By Henrik Sonne Petersen
Many of us have gathered to pray for Ukraine these past weeks. Some of us have even been invited to pray with Christians from both Ukraine and Russia. But it has not been easy to pray. How do I pray in times of conflict and war?
The Bible describes several approaches to prayer:
The Psalms reverberate with prayers that give voice to anger, fear and anxiety, alongside joy and overwhelming relief (when the Psalmist realises that God is present amidst this troubled world). A repeating chorus throughout many psalms is: “Why are you downcast, my soul?… Put your hope in God”. We are called to patience and hope, looking out for God even in places where he seems not to be.
We see Jesus embodying another approach when Jesus says to priest, who has lost his daughter, “Do not fear, only believe”. It sounds insensitive, even arrogant, to say something like that to a person who has lost a family member. But Jesus calls this man, and us, to resist the temptation – even when faced with death – to let fear take over. Faith, not fear, should lead what we think, believe and do.

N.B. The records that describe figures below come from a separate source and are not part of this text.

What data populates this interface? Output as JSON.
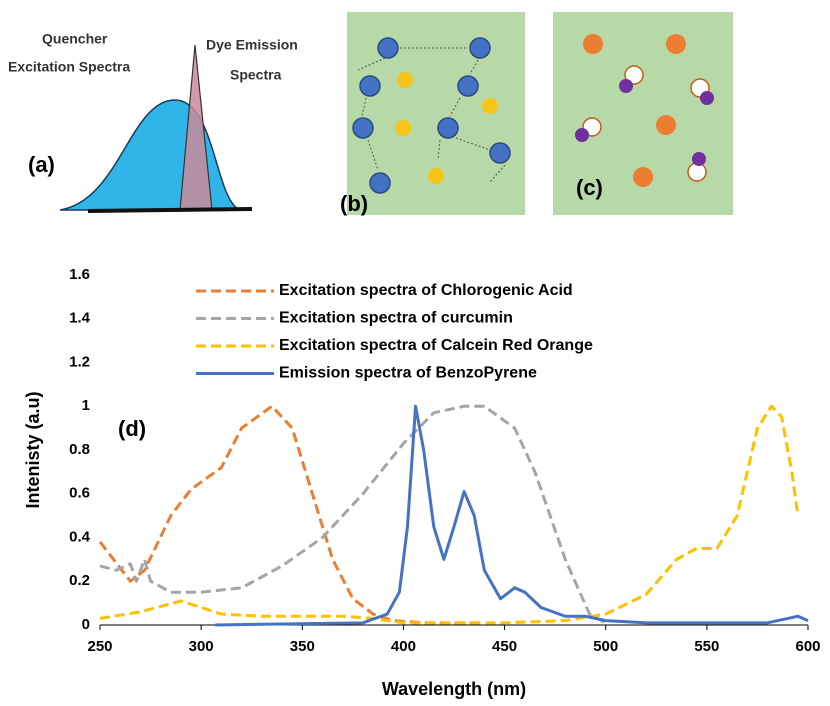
{
  "panels": {
    "a": {
      "labels": [
        "Quencher",
        "Excitation Spectra",
        "Dye Emission",
        "Spectra"
      ],
      "tag": "(a)"
    },
    "b": {
      "tag": "(b)"
    },
    "c": {
      "tag": "(c)"
    }
  },
  "chart_data": {
    "type": "line",
    "annotation": "(d)",
    "x_label": "Wavelength (nm)",
    "y_label": "Intenisty (a.u)",
    "xlim": [
      250,
      600
    ],
    "xticks": [
      250,
      300,
      350,
      400,
      450,
      500,
      550,
      600
    ],
    "ylim": [
      0,
      1.6
    ],
    "yticks": [
      0,
      0.2,
      0.4,
      0.6,
      0.8,
      1,
      1.2,
      1.4,
      1.6
    ],
    "series": [
      {
        "name": "Excitation spectra of Chlorogenic Acid",
        "color": "#ed7d31",
        "style": "dashed",
        "x": [
          250,
          265,
          272,
          285,
          295,
          310,
          320,
          335,
          345,
          355,
          365,
          375,
          385,
          395,
          410,
          440
        ],
        "values": [
          0.38,
          0.2,
          0.25,
          0.5,
          0.62,
          0.72,
          0.9,
          1.0,
          0.9,
          0.6,
          0.3,
          0.12,
          0.05,
          0.02,
          0.01,
          0.01
        ]
      },
      {
        "name": "Excitation spectra of curcumin",
        "color": "#a5a5a5",
        "style": "dashed",
        "x": [
          250,
          258,
          265,
          268,
          272,
          275,
          285,
          300,
          320,
          340,
          360,
          380,
          400,
          415,
          430,
          440,
          455,
          465,
          480,
          492,
          500
        ],
        "values": [
          0.27,
          0.25,
          0.28,
          0.2,
          0.3,
          0.2,
          0.15,
          0.15,
          0.17,
          0.27,
          0.4,
          0.6,
          0.83,
          0.97,
          1.0,
          1.0,
          0.9,
          0.7,
          0.3,
          0.05,
          0.01
        ]
      },
      {
        "name": "Excitation spectra of Calcein Red Orange",
        "color": "#ffc000",
        "style": "dashed",
        "x": [
          250,
          270,
          290,
          300,
          310,
          330,
          370,
          385,
          400,
          450,
          480,
          500,
          520,
          535,
          545,
          555,
          565,
          575,
          582,
          587,
          592,
          595
        ],
        "values": [
          0.03,
          0.06,
          0.11,
          0.08,
          0.05,
          0.04,
          0.04,
          0.03,
          0.01,
          0.01,
          0.02,
          0.05,
          0.14,
          0.3,
          0.35,
          0.35,
          0.5,
          0.9,
          1.0,
          0.95,
          0.7,
          0.5
        ]
      },
      {
        "name": "Emission spectra of BenzoPyrene",
        "color": "#4472c4",
        "style": "solid",
        "x": [
          307,
          380,
          392,
          398,
          402,
          406,
          410,
          415,
          420,
          425,
          430,
          435,
          440,
          448,
          455,
          460,
          468,
          480,
          490,
          500,
          520,
          580,
          590,
          595,
          600
        ],
        "values": [
          0,
          0.01,
          0.05,
          0.15,
          0.45,
          1.0,
          0.8,
          0.45,
          0.3,
          0.45,
          0.61,
          0.5,
          0.25,
          0.12,
          0.17,
          0.15,
          0.08,
          0.04,
          0.04,
          0.02,
          0.01,
          0.01,
          0.03,
          0.04,
          0.02
        ]
      }
    ]
  }
}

I’m sure there are also other ways to pray. But let’s reconsider the question: How do we pray facing war, insecurity and evil? I wonder if Jesus might respond: ‘This is how you should pray… Our Father…’ When we pray the Lord’s Prayer with war and conflict at the front of our minds, we see that it involves so much – solidarity with the suffering, seeing God’s love at work, resisting temptation, God confronting evil… Sometimes the prayer, Our Father, is the only suitable response to impossible situations.